Hilversum, Floris Vosstraat anno 2025. Niet veel veranderd sinds 1955. Vriendje Kor woonde op nr. 72, rechts naast hoekhuis met puntdak. Hier werd de basis gelegd voor onze voetbaltoekomst.
Op mijn zesde verhuisden we naar een nieuwbouwwijk Over ’t Spoor, zoals dat in Hilversum werd aangeduid. Daar begon mijn actieve voetballeven. Wij voetbalden na school op straat, meestal de Floris Vosstraat, waar mijn vriendje Kor Groen woonde. De aanliggende bewoners waren daar niet altijd blij mee. Er kwam wel eens een bal in een tulpenperkje terecht. Voetballen op straat was verboden. Veel verkeer was er in die jaren vijftig nog niet, maar toch. Er was dan ook imposant politioneel toezicht. Gerrit Dorland, zelf een bekende speler van eersteklasser ’t Gooi, hield toezicht. Mijn vader had in EMM nog met zijn broer Joop samengespeeld in EMM en met Gerrit zelf in HPSV, het Hilversumse politieteam. Mijn vader was ook agent in Hilversum, rechercheur. Uit hoofde van zijn functie voelde hij zich verplicht om mij er regelmatig op te wijzen dat voetballen op straat niet geoorloofd was. Gerrit was een (goedaardige) reus en bereed een Harley Davidson, die de Canadezen na de oorlog in Hilversum hadden achtergelaten. Het aardige van de Harley was dat wij het monster van grote afstand hoorden aankomen. Er was toen in Hilversum maar één Harley en Gerrit reed heel relaxed. Een soort sight-seeingtempo. We hoorden hem dan ook van verre aankomen en haalden dan snel de hoopjes jassen die op straat de beide doelen markeerden en ons zouden verraden, weg. Wij zwaaiden vrolijk naar Gerrit en als hij de hoek om was, gingen we verder waar we gebleven waren.
Op het schoolplein mocht niet gevoetbald worden. Het alternatief was een intussen verdwenen sport: koppen. Meestal twee tegen twee. De bedoeling was met kopballen te scoren. De een kopte (opgooien en koppen), nummer twee stond in de buurt van het vijandige doel om (achterwaarts) door te koppen. Het veld (tegels) stond vaak rijen dik omringd met jeugdige toeschouwers uit de lagere klassen..

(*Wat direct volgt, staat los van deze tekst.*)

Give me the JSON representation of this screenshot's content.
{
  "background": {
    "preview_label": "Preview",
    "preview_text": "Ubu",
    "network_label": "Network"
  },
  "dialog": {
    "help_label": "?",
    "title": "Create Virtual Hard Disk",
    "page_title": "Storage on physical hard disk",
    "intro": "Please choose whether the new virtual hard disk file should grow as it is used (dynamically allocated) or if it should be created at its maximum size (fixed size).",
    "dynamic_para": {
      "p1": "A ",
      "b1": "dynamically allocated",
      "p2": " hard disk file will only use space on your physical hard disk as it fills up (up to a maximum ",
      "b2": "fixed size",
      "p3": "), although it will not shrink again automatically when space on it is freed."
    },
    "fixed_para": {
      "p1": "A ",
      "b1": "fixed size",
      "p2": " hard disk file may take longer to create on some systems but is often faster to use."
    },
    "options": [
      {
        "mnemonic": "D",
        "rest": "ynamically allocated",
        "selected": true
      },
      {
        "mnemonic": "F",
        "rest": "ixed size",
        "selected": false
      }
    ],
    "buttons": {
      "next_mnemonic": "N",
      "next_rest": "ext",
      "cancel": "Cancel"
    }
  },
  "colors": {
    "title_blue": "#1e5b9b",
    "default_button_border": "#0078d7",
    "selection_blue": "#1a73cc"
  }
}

Wat later kregen wij de mogelijkheid om met een echte leren knikker aan de slag te gaan. Een enorme bal (vijfje) met een rode binnenbal en een veter. Kors vader was coach van het zomeravondteam van de Hilversumse firma Bijlard. Zo nu en dan moest er een nieuwe bal komen omdat de oude versleten was. De rode binnenbal bubbelde dan wat naar buiten zoals bij een liesbreuk. Zo’n bal was voor ons nog altijd goud waard, en dat gold zeker voor Kor. De bal gaf hem namelijk een dominante positie in onze voetbalgroep. De bal noopte ons om op een grasveldje te spelen. We speelden vaak op het veldje van de speeltuin aan de Erfgooiersstraat. Voetbal zorgde wel eens voor verwondingen maar dat haalde het niet bij de glijbaan. Achterstallig onderhoud van het houten glijgedeelte bracht groot splintergevaar met zich mee. Als een partijtje niet op een Korvriendelijke wijze verliep, aarzelde hij niet om de bal op te pakken en mee te delen dat hij naar huis ging. Het kostte ons dan veel tegemoetkomingen om Kor op andere gedachten te brengen.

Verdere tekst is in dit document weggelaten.